The fuss isn’t all bad. I may disagree with the way that Al Gore wants to turn around our pollution problems, but I am glad for the new awareness that has been born from all the hoopla he has created. Unfortunately, many Christians are unable to get past the politics to see the need to take responsibility in caring for creation.
I have lost count of the number of conversations where I thought the topic was our responsibility to care for creation, but within a couple of minutes, we are talking about politics and global warming. Is it possible to have good dialogue with a Christian about the environment without changing the subject to how bad Al Gore and the Democrats are? I don’t want to talk about how to clean up Al Gore, I want to talk about how to clean up our environment. I want to talk about the small steps that I can take to contribute to a larger community of effort.
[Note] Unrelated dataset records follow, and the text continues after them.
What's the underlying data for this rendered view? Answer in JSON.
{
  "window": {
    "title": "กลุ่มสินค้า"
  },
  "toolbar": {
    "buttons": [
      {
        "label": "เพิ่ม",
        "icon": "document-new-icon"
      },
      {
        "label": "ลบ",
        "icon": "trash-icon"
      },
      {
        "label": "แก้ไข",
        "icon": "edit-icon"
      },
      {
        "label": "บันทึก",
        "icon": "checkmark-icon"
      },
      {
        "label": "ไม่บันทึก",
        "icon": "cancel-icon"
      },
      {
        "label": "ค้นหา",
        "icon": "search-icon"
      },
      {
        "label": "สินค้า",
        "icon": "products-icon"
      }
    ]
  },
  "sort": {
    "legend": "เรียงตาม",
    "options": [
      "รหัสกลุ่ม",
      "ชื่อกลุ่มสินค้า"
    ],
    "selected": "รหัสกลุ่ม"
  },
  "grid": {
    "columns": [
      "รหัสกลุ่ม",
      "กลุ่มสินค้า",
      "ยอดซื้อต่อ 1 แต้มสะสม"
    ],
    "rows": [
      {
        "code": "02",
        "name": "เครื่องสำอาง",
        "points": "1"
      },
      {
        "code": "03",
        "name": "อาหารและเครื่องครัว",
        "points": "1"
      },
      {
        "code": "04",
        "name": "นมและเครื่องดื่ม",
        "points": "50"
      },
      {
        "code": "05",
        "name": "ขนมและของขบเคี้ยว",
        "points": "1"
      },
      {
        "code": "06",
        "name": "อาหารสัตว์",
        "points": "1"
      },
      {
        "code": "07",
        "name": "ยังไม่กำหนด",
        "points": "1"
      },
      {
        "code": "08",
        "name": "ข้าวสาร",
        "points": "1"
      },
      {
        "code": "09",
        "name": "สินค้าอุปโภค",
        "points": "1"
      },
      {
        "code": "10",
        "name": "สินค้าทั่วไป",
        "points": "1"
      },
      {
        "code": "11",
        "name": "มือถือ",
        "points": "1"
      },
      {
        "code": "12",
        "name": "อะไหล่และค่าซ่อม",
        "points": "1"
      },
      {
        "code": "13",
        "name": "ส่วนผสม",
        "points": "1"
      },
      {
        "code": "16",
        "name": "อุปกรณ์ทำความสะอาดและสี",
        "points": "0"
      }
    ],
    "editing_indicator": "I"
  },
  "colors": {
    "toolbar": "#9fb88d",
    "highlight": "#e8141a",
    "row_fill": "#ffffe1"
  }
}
That discussion has nothing to do with politics.
When it comes to the politics of this discussion, I recognize that there are a lot of dollars at stake in the federal government. There is a lot to debate when it comes to the government’s role in keeping clean the air, water, and land of the brave. However, I think it would benefit us to separate the two issues, so that personal responsibility doesn’t get lost in a debate over where to draw political lines.
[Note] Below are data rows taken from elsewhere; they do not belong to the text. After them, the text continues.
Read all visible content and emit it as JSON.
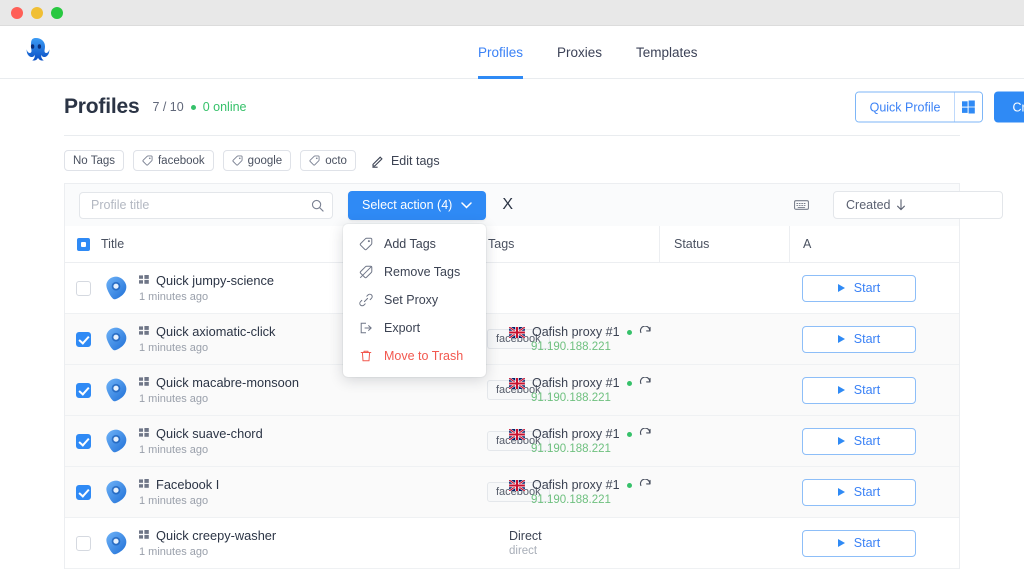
{
  "window": {
    "traffic_lights": [
      "close",
      "minimize",
      "maximize"
    ]
  },
  "header": {
    "logo_name": "octo-browser-logo",
    "nav": [
      {
        "label": "Profiles",
        "active": true
      },
      {
        "label": "Proxies",
        "active": false
      },
      {
        "label": "Templates",
        "active": false
      }
    ]
  },
  "page": {
    "title": "Profiles",
    "count": "7 / 10",
    "online": "0 online",
    "quick_profile_label": "Quick Profile",
    "quick_profile_os_icon": "windows-icon",
    "create_label": "Create"
  },
  "tag_filters": [
    {
      "label": "No Tags",
      "icon": null
    },
    {
      "label": "facebook",
      "icon": "tag-icon"
    },
    {
      "label": "google",
      "icon": "tag-icon"
    },
    {
      "label": "octo",
      "icon": "tag-icon"
    }
  ],
  "edit_tags": {
    "label": "Edit tags",
    "icon": "pencil-icon"
  },
  "toolbar": {
    "search_placeholder": "Profile title",
    "search_value": "",
    "search_icon": "search-icon",
    "select_action_label": "Select action (4)",
    "chevron_icon": "chevron-down-icon",
    "clear_label": "X",
    "keyboard_icon": "keyboard-icon",
    "sort_label": "Created",
    "sort_direction_icon": "arrow-down-icon"
  },
  "dropdown": {
    "open": true,
    "items": [
      {
        "label": "Add Tags",
        "icon": "tag-icon",
        "danger": false
      },
      {
        "label": "Remove Tags",
        "icon": "tag-off-icon",
        "danger": false
      },
      {
        "label": "Set Proxy",
        "icon": "link-icon",
        "danger": false
      },
      {
        "label": "Export",
        "icon": "export-icon",
        "danger": false
      },
      {
        "label": "Move to Trash",
        "icon": "trash-icon",
        "danger": true
      }
    ]
  },
  "table": {
    "select_all_state": "indeterminate",
    "columns": [
      {
        "key": "title",
        "label": "Title"
      },
      {
        "key": "tags",
        "label": "Tags"
      },
      {
        "key": "status",
        "label": "Status"
      },
      {
        "key": "actions",
        "label": "A"
      }
    ],
    "rows": [
      {
        "checked": false,
        "icon": "profile-avatar-icon",
        "grid_icon": "grid-dots-icon",
        "title": "Quick jumpy-science",
        "time": "1 minutes ago",
        "proxy": null,
        "tags": [],
        "status": "",
        "action_label": "Start",
        "action_icon": "play-icon"
      },
      {
        "checked": true,
        "icon": "profile-avatar-icon",
        "grid_icon": "grid-dots-icon",
        "title": "Quick axiomatic-click",
        "time": "1 minutes ago",
        "proxy": {
          "flag": "gb",
          "name": "Oafish proxy #1",
          "online": true,
          "refresh_icon": "refresh-icon",
          "ip": "91.190.188.221"
        },
        "tags": [
          "facebook"
        ],
        "status": "",
        "action_label": "Start",
        "action_icon": "play-icon"
      },
      {
        "checked": true,
        "icon": "profile-avatar-icon",
        "grid_icon": "grid-dots-icon",
        "title": "Quick macabre-monsoon",
        "time": "1 minutes ago",
        "proxy": {
          "flag": "gb",
          "name": "Oafish proxy #1",
          "online": true,
          "refresh_icon": "refresh-icon",
          "ip": "91.190.188.221"
        },
        "tags": [
          "facebook"
        ],
        "status": "",
        "action_label": "Start",
        "action_icon": "play-icon"
      },
      {
        "checked": true,
        "icon": "profile-avatar-icon",
        "grid_icon": "grid-dots-icon",
        "title": "Quick suave-chord",
        "time": "1 minutes ago",
        "proxy": {
          "flag": "gb",
          "name": "Oafish proxy #1",
          "online": true,
          "refresh_icon": "refresh-icon",
          "ip": "91.190.188.221"
        },
        "tags": [
          "facebook"
        ],
        "status": "",
        "action_label": "Start",
        "action_icon": "play-icon"
      },
      {
        "checked": true,
        "icon": "profile-avatar-icon",
        "grid_icon": "grid-dots-icon",
        "title": "Facebook I",
        "time": "1 minutes ago",
        "proxy": {
          "flag": "gb",
          "name": "Oafish proxy #1",
          "online": true,
          "refresh_icon": "refresh-icon",
          "ip": "91.190.188.221"
        },
        "tags": [
          "facebook"
        ],
        "status": "",
        "action_label": "Start",
        "action_icon": "play-icon"
      },
      {
        "checked": false,
        "icon": "profile-avatar-icon",
        "grid_icon": "grid-dots-icon",
        "title": "Quick creepy-washer",
        "time": "1 minutes ago",
        "proxy": {
          "flag": null,
          "name": "Direct",
          "online": false,
          "refresh_icon": null,
          "ip": "direct"
        },
        "tags": [],
        "status": "",
        "action_label": "Start",
        "action_icon": "play-icon"
      }
    ]
  },
  "colors": {
    "accent": "#2f8af5",
    "danger": "#f2584f",
    "online": "#36c16a",
    "ip_green": "#6ec07f"
  }
}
I have a question to pose… this, in sincere curiosity and a humble quest for balanced biblical scholarship… I need help to see some examples of “biblical conservationists” (my own quote) and then perhaps I will have an easier time seeing this topic as a necessary facet of my own personal Christian theology. Not that everything I involve myself in has to find its roots there, but when I lack motivation for something, I seem to trace it back to my understanding of God’s word (He did, after all, create things). What I mean is that I lack either the knowledge or scholarship necessary in order to see where this fits into my theology and therefore have omitted it. Perhaps carelessly so or maybe by willful, albeit somehow unconscious omission, but it is absent nonetheless. Now, I’m all for being a good steward of what I’ve been entrusted and I certainly do count myself to be one of humanity’s lackluster cast and crew on this intrepidly revolving sphere, far-flung into outer space, but I appear to lack the Biblical precedent on how to conduct myself where the environment as a whole is concerned. Maybe it’s not knowledge but wisdom I seek? Facts and data may be superfluous on the subject, but maybe – just maybe – if I had a higher (gulp), even spiritual objective here, then I would be more apt to put it into its proper context of things like duty, honor, obligation, and even heritage or inheritance. So. Can someone please help this way-faring, torch-bearing, adolescent earth-treader to find higher ground? I thank you.